Zu 1. Angepaßtheit (gleichviel inwieweit durch Erbgut oder Erziehungs- und Umweltseinflüsse bedingt) kann nur durch Probe festgestellt werden. Sie ist in der Verkehrswirtschaft bei Erwerbsbetrieben in Form der »Anlerne«-Probe üblich. Rational will sie das Taylor-System durchführen.

Zu 2. Arbeitsübung ist im Optimum nur durch rationale und kontinuierliche Spezialisierung erreichbar. Sie ist heute nur wesentlich empirisch, unter Kostenersparnis- Gesichtspunkten (im Rentabilitätsinteresse und durch dieses begrenzt) vorgenommene Leistungsspezialisierung. Rationale (physiologische) Spezialisierung liegt in den Anfängen (Taylor-System).

Zu 3. Die Bereitwilligkeit zur Arbeit kann ganz ebenso orientiert sein wie jedes andere Handeln (s. Kap. I, § 2). Arbeitswilligkeit (im spezifischen Sinn der Ausführung von eigenen Dispositionen oder von solchen anderer Leitender) ist aber stets entweder durch starkes eigenes Interesse am Erfolg oder durch unmittelbaren oder mittelbaren Zwang bedingt gewesen; in besonders hohem Maß Arbeit im Sinn der Ausführung der Disposition anderer. Der Zwang kann bestehen entweder

1. in unmittelbarer Androhung von physischer Gewaltsamkeit oder anderen Nachteilen, oder

2. in der Chance der Erwerbslosigkeit im Falle ungenügender Leistung.

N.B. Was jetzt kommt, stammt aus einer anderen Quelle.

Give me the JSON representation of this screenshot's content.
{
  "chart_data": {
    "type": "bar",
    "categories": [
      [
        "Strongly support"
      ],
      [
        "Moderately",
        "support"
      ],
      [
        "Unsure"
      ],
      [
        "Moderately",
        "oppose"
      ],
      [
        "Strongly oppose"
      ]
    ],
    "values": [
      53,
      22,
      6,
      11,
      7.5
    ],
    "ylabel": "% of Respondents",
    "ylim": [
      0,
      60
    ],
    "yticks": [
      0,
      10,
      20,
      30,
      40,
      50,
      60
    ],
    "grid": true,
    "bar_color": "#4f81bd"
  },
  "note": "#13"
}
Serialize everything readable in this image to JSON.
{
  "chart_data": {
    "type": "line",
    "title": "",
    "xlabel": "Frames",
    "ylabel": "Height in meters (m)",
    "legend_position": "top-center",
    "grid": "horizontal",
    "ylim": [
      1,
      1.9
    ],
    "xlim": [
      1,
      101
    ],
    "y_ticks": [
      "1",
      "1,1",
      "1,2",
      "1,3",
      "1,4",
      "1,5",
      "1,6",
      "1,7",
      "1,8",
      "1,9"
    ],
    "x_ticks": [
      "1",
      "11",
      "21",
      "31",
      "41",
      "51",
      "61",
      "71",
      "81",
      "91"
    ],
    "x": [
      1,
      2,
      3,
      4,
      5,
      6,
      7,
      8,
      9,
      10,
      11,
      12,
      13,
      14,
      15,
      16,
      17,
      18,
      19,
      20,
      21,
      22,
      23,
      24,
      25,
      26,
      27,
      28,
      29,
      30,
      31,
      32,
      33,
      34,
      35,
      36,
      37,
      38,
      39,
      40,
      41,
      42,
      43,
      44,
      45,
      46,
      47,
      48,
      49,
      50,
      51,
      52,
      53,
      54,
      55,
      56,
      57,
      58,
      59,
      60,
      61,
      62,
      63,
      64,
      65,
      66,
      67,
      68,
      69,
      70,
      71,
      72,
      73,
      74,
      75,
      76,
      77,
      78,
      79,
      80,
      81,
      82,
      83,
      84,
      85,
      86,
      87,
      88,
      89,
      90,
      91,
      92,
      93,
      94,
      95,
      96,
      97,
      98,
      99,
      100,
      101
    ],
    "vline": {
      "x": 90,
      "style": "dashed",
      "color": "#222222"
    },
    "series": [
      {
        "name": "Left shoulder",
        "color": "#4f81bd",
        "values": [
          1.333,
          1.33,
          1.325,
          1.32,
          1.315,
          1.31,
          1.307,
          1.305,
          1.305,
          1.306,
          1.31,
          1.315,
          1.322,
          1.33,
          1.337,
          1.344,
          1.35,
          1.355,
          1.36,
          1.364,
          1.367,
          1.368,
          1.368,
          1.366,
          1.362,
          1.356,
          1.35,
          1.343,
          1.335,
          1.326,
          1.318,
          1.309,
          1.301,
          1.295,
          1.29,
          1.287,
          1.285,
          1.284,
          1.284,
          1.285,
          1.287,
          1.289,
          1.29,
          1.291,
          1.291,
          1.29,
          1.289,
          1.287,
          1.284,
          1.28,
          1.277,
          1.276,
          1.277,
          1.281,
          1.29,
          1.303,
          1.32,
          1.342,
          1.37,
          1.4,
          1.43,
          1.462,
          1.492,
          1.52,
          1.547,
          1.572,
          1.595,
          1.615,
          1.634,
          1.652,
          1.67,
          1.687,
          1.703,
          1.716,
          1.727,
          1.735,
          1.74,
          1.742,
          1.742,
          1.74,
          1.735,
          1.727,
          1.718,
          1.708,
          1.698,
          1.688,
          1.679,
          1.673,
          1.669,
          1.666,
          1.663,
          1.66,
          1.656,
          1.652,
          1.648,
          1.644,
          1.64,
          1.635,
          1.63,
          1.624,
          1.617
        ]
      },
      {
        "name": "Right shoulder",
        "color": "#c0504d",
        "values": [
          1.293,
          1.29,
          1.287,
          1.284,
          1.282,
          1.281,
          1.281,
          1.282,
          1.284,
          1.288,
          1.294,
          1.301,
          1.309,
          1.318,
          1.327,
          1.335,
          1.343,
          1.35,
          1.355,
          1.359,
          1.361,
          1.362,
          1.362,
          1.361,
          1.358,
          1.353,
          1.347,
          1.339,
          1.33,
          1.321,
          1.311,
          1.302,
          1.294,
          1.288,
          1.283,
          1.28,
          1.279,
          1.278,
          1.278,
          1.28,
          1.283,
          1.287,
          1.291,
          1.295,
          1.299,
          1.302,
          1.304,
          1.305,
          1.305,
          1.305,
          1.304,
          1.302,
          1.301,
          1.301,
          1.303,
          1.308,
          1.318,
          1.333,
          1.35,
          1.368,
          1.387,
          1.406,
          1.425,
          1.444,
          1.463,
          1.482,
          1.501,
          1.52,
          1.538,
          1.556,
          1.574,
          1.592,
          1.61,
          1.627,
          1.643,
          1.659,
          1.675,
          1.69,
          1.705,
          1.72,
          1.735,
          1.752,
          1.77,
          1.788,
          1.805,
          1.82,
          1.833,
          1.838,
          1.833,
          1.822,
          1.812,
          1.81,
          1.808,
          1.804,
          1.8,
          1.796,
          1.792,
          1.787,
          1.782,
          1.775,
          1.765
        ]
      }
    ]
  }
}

Da die zweite Form, welche der Verkehrswirtschaft wesentlich ist, ungleich stärker an das Eigeninteresse sich wendet und die Freiheit der Auslese nach der Leistung (in Maß und Art) erzwingt (natürlich: unter Rentabilitätsgesichtspunkten), wirkt sie formal rationaler (im Sinn des technischen Optimums) als jeder unmittelbare Arbeitszwang. Vorbedingung ist die Expropriation der Arbeiter von den Beschaffungsmitteln und ihre Verweisung auf Bewerbung um Arbeitslohnverdienstchancen, also: gewaltsamer Schutz der Appropriation der Beschaffungsmittel an Besitzer. Gegenüber dem unmittelbaren Arbeitszwang ist damit außer der Sorge für die Reproduktion (Familie) auch ein Teil der Sorge um die Auslese (nach der Art der Eignung) auf die Arbeitsuchenden selbst abgewälzt. Außerdem ist der Kapitalbedarf und das Kapitalrisiko gegenüber der Verwertung unfreier Arbeit beschränkt und kalkulierbar gemacht, endlich – durch massenhaften Geldlohn – der Markt für Massengüter verbreitert. Die positive Arbeitsneigung ist nicht dergestalt obstruiert, wie – unter sonst gleichen Verhältnissen – bei unfreier Arbeit, freilich besonders bei weitgehender technischer Spezialisierung auf einfache (taylorisierte) monotone Verrichtungen auf die rein materiellen Lohnchancen beschränkt. Diese enthalten nur bei Lohn nach der Leistung (Akkordlohn) einen Anreiz zu deren Erhöhung. – Akkordlohnchancen und Kündigungsgefahr bedingen in der kapitalistischen Erwerbsordnung primär die Arbeitswilligkeit.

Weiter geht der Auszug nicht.